Right now the Jobs API is pretty limited in the queries it will accept. For example if I want to fetch project jobs I can filter by scope but that's about it. I work on a project where we create hundreds of jobs every day. I want to fetch all artifacts created in the past month from all jobs that have a certain name. Right now I have to download thousands of records to find the id's of a handful that match the name I'm looking for.
Proposal
Add a name attribute to the query string for fetching project jobs so I could do:
@jlenny What do you think about this one please? I'm seeing a need for this to find the status of certain manual jobs within a project that are not executed for every pipeline.
This would be a really nice feature. There are a lot of times I want to grab one job out of a pipeline in order to start/replay it with the API. Looks like this is where the change would occur:
This seems to have changed since the time @brucehubbard wrote this comment. Here's what it looks like right now (September 2021). I changed master to 848932da in the links below to make them as permanent as possible:
My rough estimate (not having done any code contributions to GitLab before) would be that this is something like 4-8h of work for an experienced developer with no prior GitLab development experience, adding the parameter and testing it locally. (I presume that some unit/integration tests should be added as well.)
Noting this down in the hope that someone else is eager enough to pick it up. I would really like to see this feature being added; the current lack of ability to filter CI jobs is quite limiting to me.
@jlenny So i wanted to know, should we filter only based or name or could we add some other parameters as well.
Like based on user, stage etc. or should we confine it to name only as of now?
We like to do as small iterations as possible, so I think following the issue description and doing name first makes sense. We have demonstrated use case here, and we can follow up on the others when that becomes the case.
Though this could be considered a separate issue, it would be nice to also allow filtering on started_at or finished_at. Currently if I want to get info about jobs that have run in the past week, I need to get data about all jobs from the server and then filter them on the client side. Right?
I desperately need this feature, is there a workaround ?
We are using an orchestrator xl release that has an approval flow before doing deployments, however i don't have an easy way to trigger the manual pipeline. So I currently have to parse the jobs from the pipeline and select it, its not a major issue but it's a bit painful that i can't get a job by name and trigger it, only by ID.
Hello I would like to know if its possible to get a job by name in a pipeline, we have many manual deployments but our deployment orchestrator is an external tool.
Why interested: Wants to see the last time a specific job name succeeded. Some of their repos have dozens of job names so this becomes difficult. Also, looking at #19872.
Thanks @cbazan1. Here are my current notes on how I believe this could be implemented, with a rough guesstimate on the amount of work required: #22027 (comment 668361001)

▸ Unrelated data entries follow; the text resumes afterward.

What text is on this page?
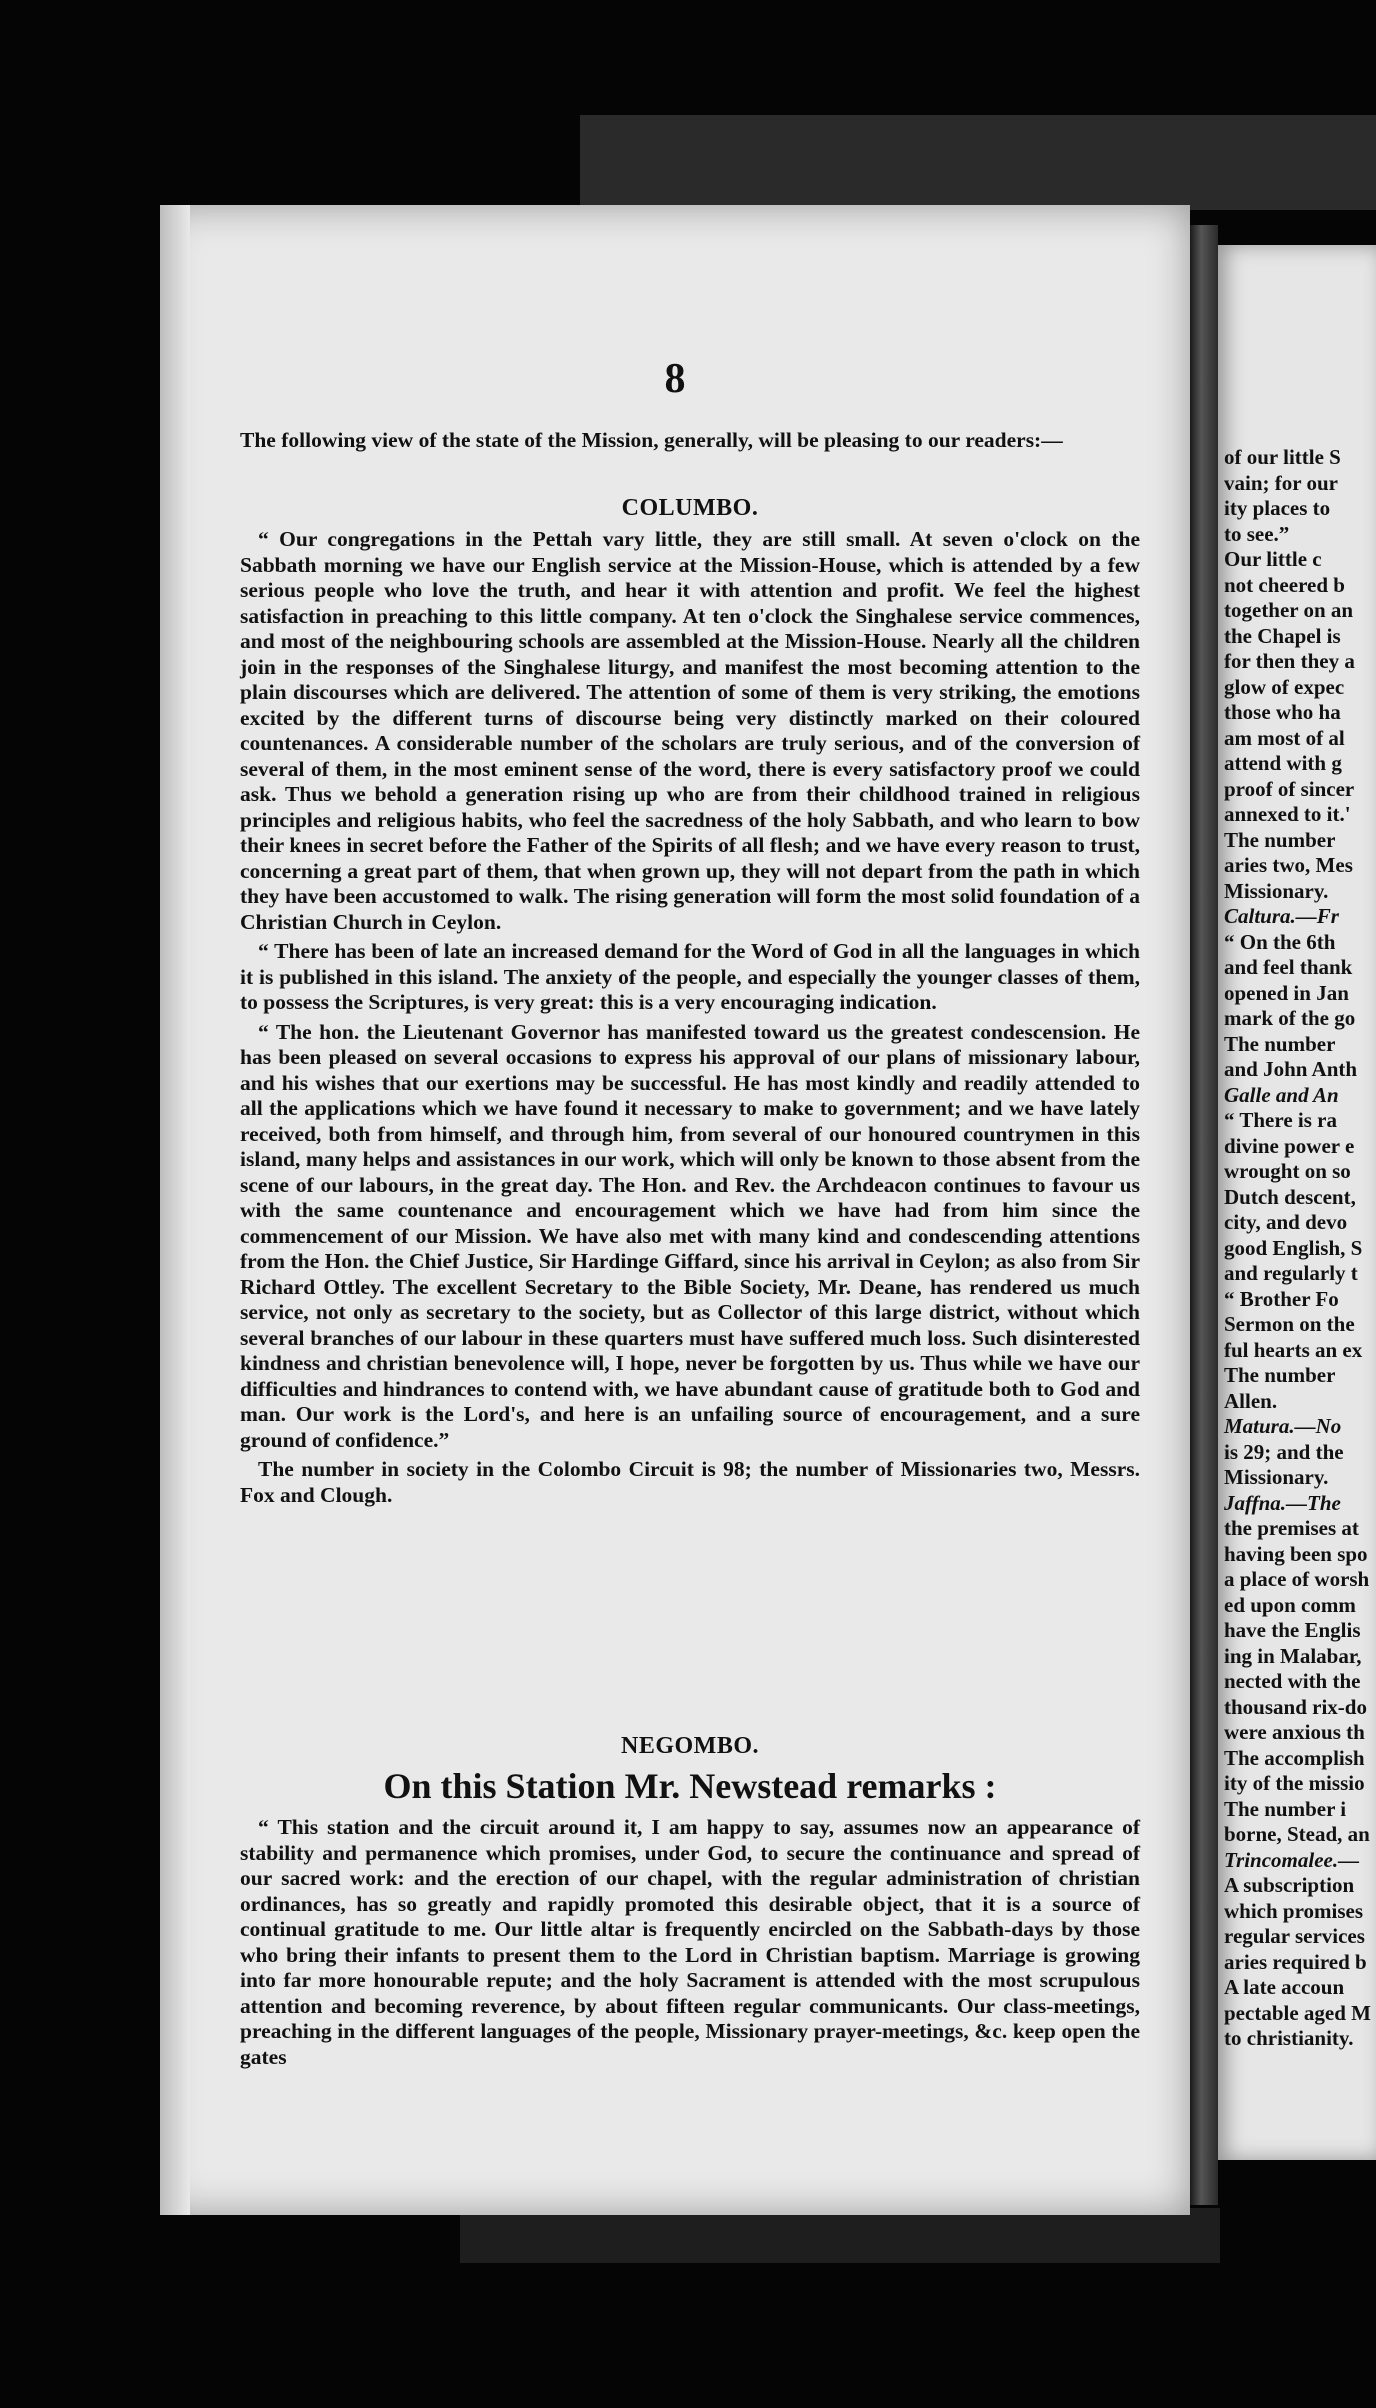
8
The following view of the state of the Mission, generally, will be pleasing to our readers:—
COLUMBO.

“ Our congregations in the Pettah vary little, they are still small. At seven o'clock on the Sabbath morning we have our English service at the Mission-House, which is attended by a few serious people who love the truth, and hear it with attention and profit. We feel the highest satisfaction in preaching to this little company. At ten o'clock the Singhalese service commences, and most of the neighbouring schools are assembled at the Mission-House. Nearly all the children join in the responses of the Singhalese liturgy, and manifest the most becoming attention to the plain discourses which are delivered. The attention of some of them is very striking, the emotions excited by the different turns of discourse being very distinctly marked on their coloured countenances. A considerable number of the scholars are truly serious, and of the conversion of several of them, in the most eminent sense of the word, there is every satisfactory proof we could ask. Thus we behold a generation rising up who are from their childhood trained in religious principles and religious habits, who feel the sacredness of the holy Sabbath, and who learn to bow their knees in secret before the Father of the Spirits of all flesh; and we have every reason to trust, concerning a great part of them, that when grown up, they will not depart from the path in which they have been accustomed to walk. The rising generation will form the most solid foundation of a Christian Church in Ceylon.

“ There has been of late an increased demand for the Word of God in all the languages in which it is published in this island. The anxiety of the people, and especially the younger classes of them, to possess the Scriptures, is very great: this is a very encouraging indication.

“ The hon. the Lieutenant Governor has manifested toward us the greatest condescension. He has been pleased on several occasions to express his approval of our plans of missionary labour, and his wishes that our exertions may be successful. He has most kindly and readily attended to all the applications which we have found it necessary to make to government; and we have lately received, both from himself, and through him, from several of our honoured countrymen in this island, many helps and assistances in our work, which will only be known to those absent from the scene of our labours, in the great day. The Hon. and Rev. the Archdeacon continues to favour us with the same countenance and encouragement which we have had from him since the commencement of our Mission. We have also met with many kind and condescending attentions from the Hon. the Chief Justice, Sir Hardinge Giffard, since his arrival in Ceylon; as also from Sir Richard Ottley. The excellent Secretary to the Bible Society, Mr. Deane, has rendered us much service, not only as secretary to the society, but as Collector of this large district, without which several branches of our labour in these quarters must have suffered much loss. Such disinterested kindness and christian benevolence will, I hope, never be forgotten by us. Thus while we have our difficulties and hindrances to contend with, we have abundant cause of gratitude both to God and man. Our work is the Lord's, and here is an unfailing source of encouragement, and a sure ground of confidence.”

The number in society in the Colombo Circuit is 98; the number of Missionaries two, Messrs. Fox and Clough.

NEGOMBO.
On this Station Mr. Newstead remarks :

“ This station and the circuit around it, I am happy to say, assumes now an appearance of stability and permanence which promises, under God, to secure the continuance and spread of our sacred work: and the erection of our chapel, with the regular administration of christian ordinances, has so greatly and rapidly promoted this desirable object, that it is a source of continual gratitude to me. Our little altar is frequently encircled on the Sabbath-days by those who bring their infants to present them to the Lord in Christian baptism. Marriage is growing into far more honourable repute; and the holy Sacrament is attended with the most scrupulous attention and becoming reverence, by about fifteen regular communicants. Our class-meetings, preaching in the different languages of the people, Missionary prayer-meetings, &c. keep open the gates

of our little S
vain; for our
ity places to
to see.”
Our little c
not cheered b
together on an
the Chapel is
for then they a
glow of expec
those who ha
am most of al
attend with g
proof of sincer
annexed to it.'
The number
aries two, Mes
Missionary.
Caltura.—Fr
“ On the 6th
and feel thank
opened in Jan
mark of the go
The number
and John Anth
Galle and An
“ There is ra
divine power e
wrought on so
Dutch descent,
city, and devo
good English, S
and regularly t
“ Brother Fo
Sermon on the
ful hearts an ex
The number
Allen.
Matura.—No
is 29; and the
Missionary.
Jaffna.—The
the premises at
having been spo
a place of worsh
ed upon comm
have the Englis
ing in Malabar,
nected with the
thousand rix-do
were anxious th
The accomplish
ity of the missio
The number i
borne, Stead, an
Trincomalee.—
A subscription
which promises
regular services
aries required b
A late accoun
pectable aged M
to christianity.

@tnir - I think we need to get @marknuzzo and @samdbeckham to weigh in here as well on what kind of parameters we want this end point to accept and how the response looks if it differs at all from the existing standards.
what kind of parameters we want this end point to accept and how the response looks if it differs at all from the existing standards.
@allison.browne - by adding a name parameter for job name to the Jobs API, is there anything else that we should be mindful of that would impact this endpoint? Should ref be considered too based on below? Would the response remain the same but just be a filtered list based on those attributes?
@marknuzzo, It's not trivial from a performance perspective at gitlab.com scale since the query takes a long time (partitioning would likely help, if we only allow reads on un-archived builds when searching by name).
@mbobin, I think we still can't make changes that increase the total size of indices on ci_builds?
We have an index on (project_id, name, ref) but it won't be used by the queries because of the condition on success and not retried.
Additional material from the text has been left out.